Status: experimental
Library:
dmodloc.lib
Purpose:
Localization of algebraic D-modules and applications
Author:
Daniel Andres, daniel.andres@math.rwth-aachen.de

Support: DFG Graduiertenkolleg 1632 `Experimentelle und konstruktive Algebra'

Overview:
Let I be a left ideal in the n-th polynomial Weyl algebra D=K[x]<d> and let f be a polynomial in K[x].

If D/I is a holonomic module over D, it is known that the localization of D/I at f is also holonomic. The procedure Dlocalization computes an ideal J in D such that this localization is isomorphic to D/J as D-modules.

If one regards I as an ideal in the rational Weyl algebra as above, K(x)<d>*I, and intersects with K[x]<d>, the result is called the Weyl closure of I. The procedures WeylClosure (if I has finite holonomic rank) and WeylClosure1 (if I is in the first Weyl algebra) can be used for computations.

As an application of the Weyl closure, the procedure annRatSyz computes a holonomic part of the annihilator of a rational function by computing certain syzygies. The full annihilator can be obtained by taking the Weyl closure of the result.

If one regards the left ideal I as system of linear PDEs, one can find its polynomial solutions with polSol (if I is holonomic) or polSolFiniteRank (if I is of finite holonomic rank).
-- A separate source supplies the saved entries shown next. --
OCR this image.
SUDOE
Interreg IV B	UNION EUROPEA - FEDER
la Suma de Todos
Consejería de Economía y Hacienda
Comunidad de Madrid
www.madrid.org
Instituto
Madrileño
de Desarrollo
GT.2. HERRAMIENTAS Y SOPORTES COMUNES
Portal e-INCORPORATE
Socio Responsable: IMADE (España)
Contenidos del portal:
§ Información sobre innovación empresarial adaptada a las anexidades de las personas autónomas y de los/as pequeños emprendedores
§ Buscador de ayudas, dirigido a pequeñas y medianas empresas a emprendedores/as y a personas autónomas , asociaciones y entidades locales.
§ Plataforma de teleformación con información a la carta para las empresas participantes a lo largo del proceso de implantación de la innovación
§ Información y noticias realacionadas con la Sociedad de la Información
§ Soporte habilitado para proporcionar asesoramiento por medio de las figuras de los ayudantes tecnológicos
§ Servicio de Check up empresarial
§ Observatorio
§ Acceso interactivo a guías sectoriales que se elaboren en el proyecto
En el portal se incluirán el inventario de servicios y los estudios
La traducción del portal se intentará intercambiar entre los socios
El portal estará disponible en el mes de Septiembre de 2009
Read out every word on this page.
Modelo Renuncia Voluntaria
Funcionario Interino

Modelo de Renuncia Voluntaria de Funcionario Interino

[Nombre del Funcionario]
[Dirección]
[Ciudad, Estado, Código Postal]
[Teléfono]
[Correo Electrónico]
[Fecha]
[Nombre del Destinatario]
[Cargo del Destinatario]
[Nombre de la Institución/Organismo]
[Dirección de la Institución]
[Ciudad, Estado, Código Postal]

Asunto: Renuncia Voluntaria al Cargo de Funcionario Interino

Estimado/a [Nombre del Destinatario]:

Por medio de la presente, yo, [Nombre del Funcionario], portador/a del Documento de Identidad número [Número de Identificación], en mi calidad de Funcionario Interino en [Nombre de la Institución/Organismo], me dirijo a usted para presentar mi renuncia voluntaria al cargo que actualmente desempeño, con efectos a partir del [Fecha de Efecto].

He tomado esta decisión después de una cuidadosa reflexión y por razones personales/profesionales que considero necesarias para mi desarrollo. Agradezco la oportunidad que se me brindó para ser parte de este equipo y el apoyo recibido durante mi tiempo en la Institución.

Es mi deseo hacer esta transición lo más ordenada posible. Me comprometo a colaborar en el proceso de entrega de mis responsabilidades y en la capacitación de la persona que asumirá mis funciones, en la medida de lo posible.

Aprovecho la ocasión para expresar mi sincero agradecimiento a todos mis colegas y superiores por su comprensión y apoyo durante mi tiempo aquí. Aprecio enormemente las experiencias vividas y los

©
Rational solutions can be obtained with ratSol.

The procedure bfctBound computes a possible multiple of the b-function for f^s*u at a generic root of f. Here, u stands for [1] in D/I.

This library also offers the procedures holonomicRank and DsingularLocus to compute the holonomic rank and the singular locus of the D-module D/I.

References:
(OT) T. Oaku, N. Takayama: `Algorithms for D-modules', Journal of Pure and Applied Algebra, 1998.
(OTT) T. Oaku, N. Takayama, H. Tsai: `Polynomial and rational solutions of holonomic systems', Journal of Pure and Applied Algebra, 2001.
(OTW) T. Oaku, N. Takayama, U. Walther: `A Localization Algorithm for D-modules', Journal of Symbolic Computation, 2000.
(Tsa) H. Tsai: `Algorithms for algebraic analysis', PhD thesis, 2000.

Procedures:

7.7.21.0. Dlocalization  computes the localization of a D-module
7.7.21.0. WeylClosure  computes the Weyl closure of an ideal in the Weyl algebra
7.7.21.0. WeylClosure1  computes the Weyl closure of operator in first Weyl algebra
7.7.21.0. holonomicRank  computes the holonomic rank of I
7.7.21.0. DsingularLocus  computes the singular locus of a D-module
7.7.21.0. polSol  computes basis of polynomial solutions to the given system
7.7.21.0. polSolFiniteRank  computes basis of polynomial solutions to given system
7.7.21.0. ratSol  computes basis of rational solutions to the given system
7.7.21.0. bfctBound  computes multiple of b-function for f^s*u
7.7.21.0. annRatSyz  computes part of annihilator of rational function g/f
7.7.21.0. dmodGeneralAssumptionCheck  check general assumptions
7.7.21.0. extendWeyl  extends basering (Weyl algebra) by given vars
7.7.21.0. polyVars  checks whether f contains only variables indexed by v
7.7.21.0. monomialInIdeal  computes all monomials appearing in generators of ideal
7.7.21.0. vars2pars  converts variables specified by v into parameters
7.7.21.0. minIntRoot2  finds minimal integer root in a list of roots
7.7.21.0. maxIntRoot  finds maximal integer root in a list of roots
7.7.21.0. dmodAction  computes the natural action of a D-module on K[x]
7.7.21.0. dmodActionRat  computes the natural action of a D-module on K(x)
7.7.21.0. simplifyRat  simplifies rational function
7.7.21.0. addRat  adds rational functions
7.7.21.0. multRat  multiplies rational functions
7.7.21.0. diffRat  derives rational function
7.7.21.0. commRing  deletes non-commutative relations from ring
7.7.21.0. rightNFWeyl  computes right NF wrt right ideal (var(k)) in Weyl algebra
See also: bfun_lib; dmod_lib; dmodapp_lib; dmodvar_lib; gmssing_lib.